Nothing. Just the same chaotic surges. Whatever pattern he’d followed here had already collapsed, dissipating into the background noise of a city tearing itself apart.
He looked toward the sky. The storm clouds continued their slow churn, neither advancing nor retreating, trapped in an endless cycle above the broken spires. No rain fell. No lightning flashed. Just the constant, suffocating pressure of inevitability.
Rafe closed his eyes and listened one more time, stretching his senses through the damaged ley lines, searching for any hint of her resonance among the static.
Nothing answered.
When he opened his eyes, he kept walking. It was all he could do.
Chapter 5
Threnos sat in the back room of Brigue & Sons, the air thick with dust and the metallic scent of ink. The shop was dark, the windows boarded to keep out the flicker of the broken city beyond. A single lamp burned low beside him, casting light across the grimoire spread open on the table.
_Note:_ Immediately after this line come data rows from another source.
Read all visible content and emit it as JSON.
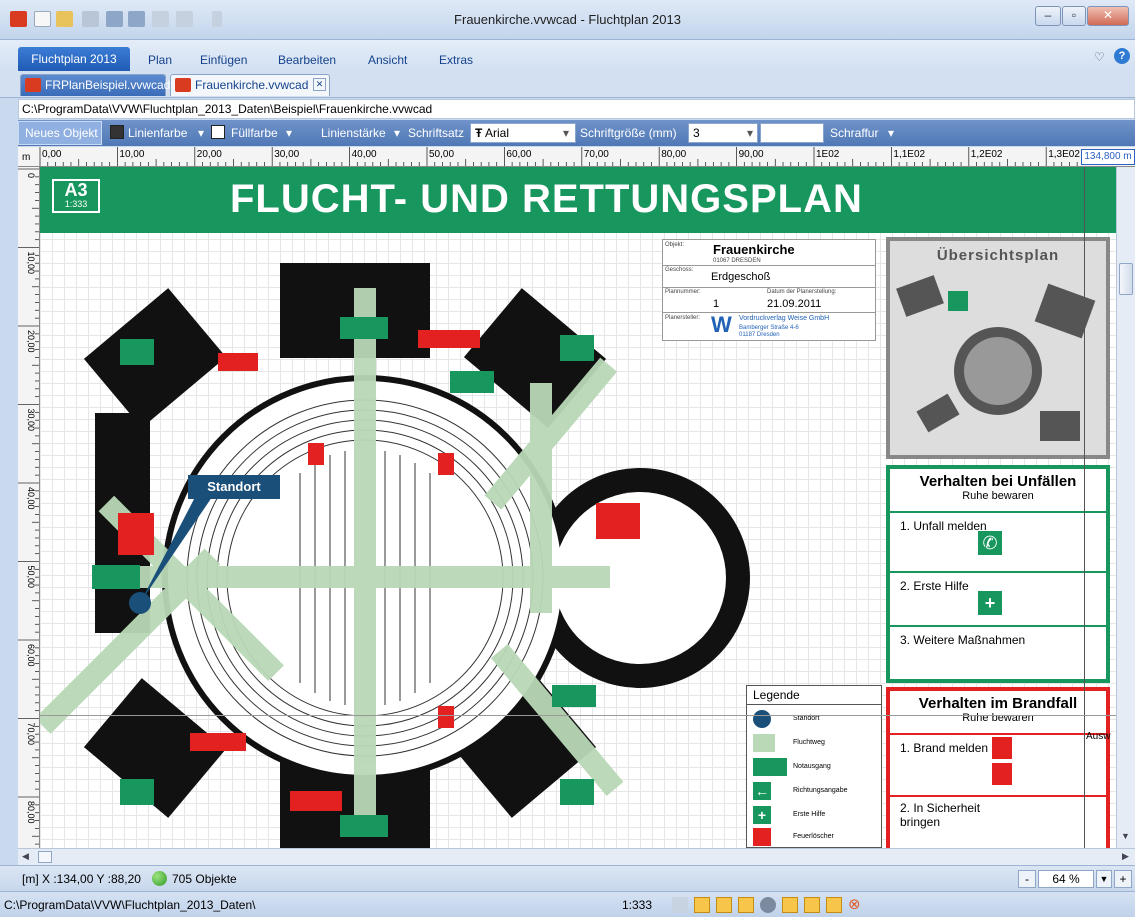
{
  "window": {
    "title": "Frauenkirche.vvwcad - Fluchtplan 2013"
  },
  "ribbon": {
    "file_label": "Fluchtplan 2013",
    "items": [
      "Plan",
      "Einfügen",
      "Bearbeiten",
      "Ansicht",
      "Extras"
    ]
  },
  "tabs": [
    {
      "label": "FRPlanBeispiel.vvwcad"
    },
    {
      "label": "Frauenkirche.vvwcad"
    }
  ],
  "path": "C:\\ProgramData\\VVW\\Fluchtplan_2013_Daten\\Beispiel\\Frauenkirche.vvwcad",
  "toolbar": {
    "new_object": "Neues Objekt",
    "line_color": "Linienfarbe",
    "fill_color": "Füllfarbe",
    "line_width": "Linienstärke",
    "font": "Schriftsatz",
    "font_value": "Arial",
    "font_size_label": "Schriftgröße (mm)",
    "font_size_value": "3",
    "hatch": "Schraffur"
  },
  "ruler": {
    "unit": "m",
    "top_ticks": [
      "0,00",
      "10,00",
      "20,00",
      "30,00",
      "40,00",
      "50,00",
      "60,00",
      "70,00",
      "80,00",
      "90,00",
      "1E02",
      "1,1E02",
      "1,2E02",
      "1,3E02"
    ],
    "top_readout": "134,800 m",
    "left_ticks": [
      "0",
      "10,00",
      "20,00",
      "30,00",
      "40,00",
      "50,00",
      "60,00",
      "70,00",
      "80,00"
    ]
  },
  "plan": {
    "title": "FLUCHT- UND RETTUNGSPLAN",
    "format": "A3",
    "scale": "1:333",
    "location_label": "Standort",
    "info": {
      "objekt_label": "Objekt:",
      "objekt": "Frauenkirche",
      "objekt_sub": "01067 DRESDEN",
      "geschoss_label": "Geschoss:",
      "geschoss": "Erdgeschoß",
      "plannr_label": "Plannummer:",
      "plannr": "1",
      "datum_label": "Datum der Planerstellung:",
      "datum": "21.09.2011",
      "ersteller_label": "Planersteller:",
      "ersteller": "Vordruckverlag Weise GmbH",
      "ersteller_addr1": "Bamberger Straße 4-6",
      "ersteller_addr2": "01187 Dresden"
    },
    "overview_title": "Übersichtsplan",
    "unfall": {
      "title": "Verhalten bei Unfällen",
      "subtitle": "Ruhe bewaren",
      "steps": [
        "1. Unfall melden",
        "2. Erste Hilfe",
        "3. Weitere Maßnahmen"
      ]
    },
    "brand": {
      "title": "Verhalten im Brandfall",
      "subtitle": "Ruhe bewaren",
      "steps": [
        "1. Brand melden",
        "2. In Sicherheit",
        "bringen"
      ],
      "side_label": "Ausw"
    },
    "legend": {
      "title": "Legende",
      "items": [
        "Standort",
        "Fluchtweg",
        "Notausgang",
        "Richtungsangabe",
        "Erste Hilfe",
        "Feuerlöscher"
      ]
    }
  },
  "status": {
    "coords": "[m] X :134,00 Y :88,20",
    "objects": "705 Objekte",
    "zoom": "64 %",
    "path": "C:\\ProgramData\\VVW\\Fluchtplan_2013_Daten\\",
    "scale": "1:333"
  },
  "colors": {
    "green": "#17965d",
    "red": "#e42121",
    "navy": "#1a4f7a",
    "route": "#b9d9b7"
  }
}
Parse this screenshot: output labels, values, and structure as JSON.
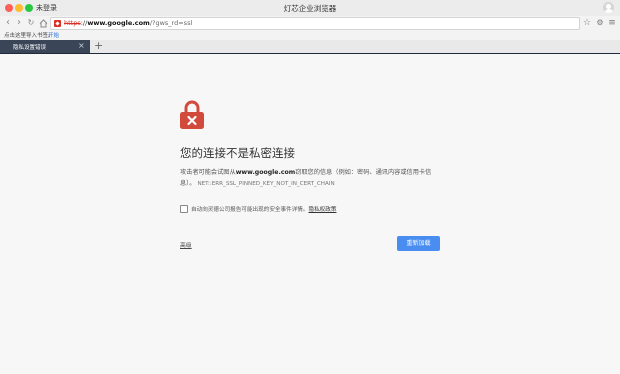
{
  "window": {
    "user_label": "未登录",
    "app_title": "灯芯企业浏览器"
  },
  "address_bar": {
    "scheme": "https",
    "separator": "://",
    "host": "www.google.com",
    "path": "/?gws_rd=ssl"
  },
  "bookmarks_bar": {
    "prompt": "点击这里导入书签。",
    "link": "开始"
  },
  "tabs": [
    {
      "label": "隐私设置错误"
    }
  ],
  "icons": {
    "back": "back-arrow-icon",
    "forward": "forward-arrow-icon",
    "reload": "reload-icon",
    "home": "home-icon",
    "star": "bookmark-star-icon",
    "tools": "wrench-icon",
    "menu": "menu-icon",
    "warning": "broken-lock-icon",
    "padlock": "padlock-x-icon"
  },
  "colors": {
    "accent": "#4a8df0",
    "danger": "#d93025",
    "padlock": "#d24a3b",
    "tab_active": "#3a4658"
  },
  "interstitial": {
    "heading": "您的连接不是私密连接",
    "desc_prefix": "攻击者可能会试图从",
    "desc_host": "www.google.com",
    "desc_suffix": "窃取您的信息（例如：密码、通讯内容或信用卡信息）。",
    "error_code": "NET::ERR_SSL_PINNED_KEY_NOT_IN_CERT_CHAIN",
    "checkbox_label": "自动向灵德公司报告可能出现的安全事件详情。",
    "checkbox_link": "隐私权政策",
    "advanced_label": "高级",
    "reload_label": "重新加载"
  }
}
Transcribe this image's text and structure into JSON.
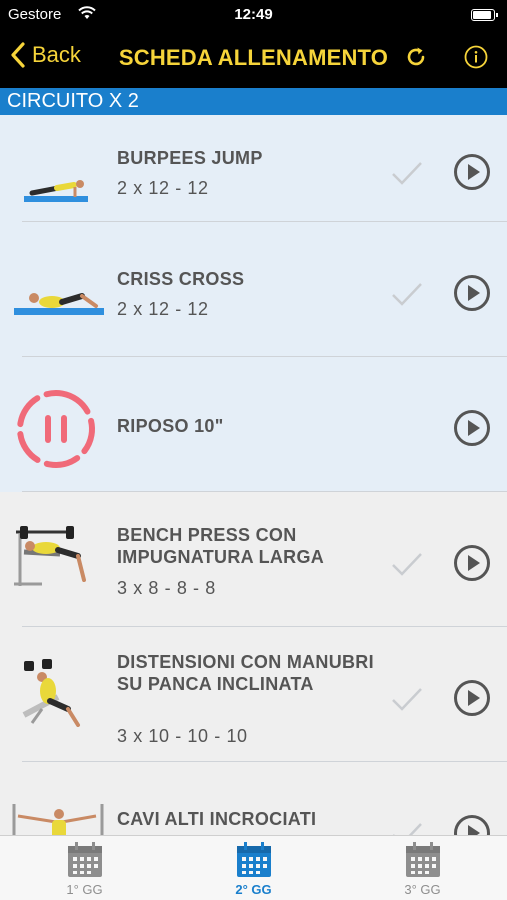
{
  "status_bar": {
    "carrier": "Gestore",
    "time": "12:49"
  },
  "nav": {
    "back_label": "Back",
    "title": "SCHEDA ALLENAMENTO"
  },
  "section": {
    "title": "CIRCUITO X 2"
  },
  "exercises": [
    {
      "name": "BURPEES JUMP",
      "reps": "2 x 12 - 12",
      "highlight": true,
      "done": true
    },
    {
      "name": "CRISS CROSS",
      "reps": "2 x 12 - 12",
      "highlight": true,
      "done": true
    },
    {
      "name": "RIPOSO 10\"",
      "reps": "",
      "highlight": true,
      "done": false
    },
    {
      "name": "BENCH PRESS CON IMPUGNATURA LARGA",
      "reps": "3 x 8 - 8 - 8",
      "highlight": false,
      "done": true
    },
    {
      "name": "DISTENSIONI CON MANUBRI SU PANCA INCLINATA",
      "reps": "3 x 10 - 10 - 10",
      "highlight": false,
      "done": true
    },
    {
      "name": "CAVI ALTI INCROCIATI",
      "reps": "",
      "highlight": false,
      "done": true
    }
  ],
  "tabs": [
    {
      "label": "1° GG",
      "active": false
    },
    {
      "label": "2° GG",
      "active": true
    },
    {
      "label": "3° GG",
      "active": false
    }
  ],
  "colors": {
    "accent_yellow": "#f6d43a",
    "section_blue": "#1a7fcc",
    "rest_red": "#f06a79",
    "row_highlight": "#e5eef7"
  },
  "icons": [
    "back-chevron-icon",
    "refresh-icon",
    "info-icon",
    "check-icon",
    "play-icon",
    "pause-timer-icon",
    "calendar-icon"
  ]
}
The ink on its pages shifted restlessly. Symbols rose and dissolved before his eyes, older than any human language. Arcana script, but fractured. Disjointed. The text rearranged itself as if trying to form a coherent message and failing. He watched it settle into another unreadable sequence before exhaling quietly.
Even through the distortion, he could feel her. Faint and distant, but there.
Threnody.
Threnos reached out, fingertips brushing the edge of the page. The ink responded, flaring briefly before steadying into a faint pulse. The grimoire was forged as a conduit. It allowed communication not through words, but through resonance. Soul to soul.